Komployu (varsa tabii) geçersiz kılmanın yolu, yolsuzluğu soruşturan bürokratları görevden almaktan, kalanına da sünnetçi korkusu vermekten geçmez. Temizsen, ortada kirli bir şeyler yoksa, bu üste çıkma çabaları suçüstü yakalanma telâşından değil de -diyelim ki- sadece asabiyetten ise, ileri sürülen bu tür çocuksu lâfazanlık, projeyi sahneye koyanların ekmeğine yağ sürer.
Örneğin, bu soruşturma bombasının ilk patladığı saatlerde, vakit öğlene varmadan, başbakan ya da hükümet sözcüsü çıkıp "bizim için temiz siyaset her şeyden daha değerlidir, soruşturmanın esenliği açısından suçlanan bakanlarımızı açığa alıyor ve savcılarımıza gereken her türlü desteği veriyoruz" diyemez miydi? Niye diyemedi? Diyebilselerdi, manevî üstünlük onlarda kalırdı, hatta belki oyları bile artardı.
Oysa şimdi iktidar ve yandaşları yolsuzluğu örtbas etmek için topyekûn lâf cambazlığı yapar durumuna düştüler, ki bu halk bu teraneyi ezbere bilir. Yer mi yemez mi, bi sormak lâzım.
Yani sevgili Recep Şaban Ramazan ve sevgili yurttan sesler AKP korosu, inandırıcılıktan sınıfta kaldınız, hatta küme düşmek üzeresiniz. Komplo teorileri üretme ve milleti avanak yerine koyma işini Gezi Parkı olayları sırasında o kadar tepeleme kullandınız, cılkını çıkarttınız ki, artık sürüye sahiden kurt girse bile, ahali "bunların alayı yalancı çoban" diyecek ve size inanmayacak.
Velhasıl, karşınızdaki hasım (her kimse artık; otpor, zello, feto, memet ali alabora, cin ali, miki fare, atom karınca, kaptan amerika, israil) sizi çok fena ters köşeye yatırdılar.

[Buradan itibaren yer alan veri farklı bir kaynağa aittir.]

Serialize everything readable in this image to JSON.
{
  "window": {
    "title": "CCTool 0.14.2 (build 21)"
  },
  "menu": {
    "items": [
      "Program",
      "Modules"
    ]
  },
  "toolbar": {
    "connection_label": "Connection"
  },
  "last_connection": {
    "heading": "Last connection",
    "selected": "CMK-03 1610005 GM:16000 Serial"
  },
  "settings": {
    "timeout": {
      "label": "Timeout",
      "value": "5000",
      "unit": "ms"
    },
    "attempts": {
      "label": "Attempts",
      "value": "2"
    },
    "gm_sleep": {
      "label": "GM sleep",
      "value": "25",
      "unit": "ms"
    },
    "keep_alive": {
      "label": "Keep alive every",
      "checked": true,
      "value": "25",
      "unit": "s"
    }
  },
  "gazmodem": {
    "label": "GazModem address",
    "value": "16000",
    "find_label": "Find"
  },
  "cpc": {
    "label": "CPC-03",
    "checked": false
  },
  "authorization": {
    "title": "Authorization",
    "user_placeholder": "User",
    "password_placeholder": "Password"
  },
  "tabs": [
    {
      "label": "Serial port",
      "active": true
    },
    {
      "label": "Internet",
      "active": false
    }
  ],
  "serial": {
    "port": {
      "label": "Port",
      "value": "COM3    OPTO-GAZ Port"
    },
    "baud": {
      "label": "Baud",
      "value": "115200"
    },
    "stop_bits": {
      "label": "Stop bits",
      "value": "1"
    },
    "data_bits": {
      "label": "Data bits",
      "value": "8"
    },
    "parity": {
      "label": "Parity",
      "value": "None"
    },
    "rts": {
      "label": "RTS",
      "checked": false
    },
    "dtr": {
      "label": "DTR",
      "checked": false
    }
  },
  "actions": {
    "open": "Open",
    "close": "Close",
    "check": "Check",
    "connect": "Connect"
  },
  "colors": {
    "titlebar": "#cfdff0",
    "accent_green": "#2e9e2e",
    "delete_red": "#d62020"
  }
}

Top filelerde.
Haa, bu arada fark ettiniz değil mi, size artık "AK Parti" demiyorum.
Bir yanda gücünü pekiştirdikçe topluma karşı despotlaşan, onca yılda milim milim inşa edilen demokratik hakları ayaklar altına alıp, kurumları hallaç pamuğu gibi atan, toplumun yarısını "vatan haini" diye damgalayan, yargıya keyfince müdahele eden, edemediği durumlarda aşağılayan, bozuşmadığı bir tek ülke, didişmediği tek bir allahın kulu kalmamış bir siyasi iktidar…
Diğer yanda tökezledikçe daha da despotlaşan bu iktidara yönelik demokratik talepleri "darbe girişimi" diye adlandıran, despota arka çıkan, balataları sıyırmış bir ulema grubu…
İnsan gerçekten hayret ediyor, akıl dediğimiz şeyin bu kadar eğilip bükülebilir bir nesne oluşuna.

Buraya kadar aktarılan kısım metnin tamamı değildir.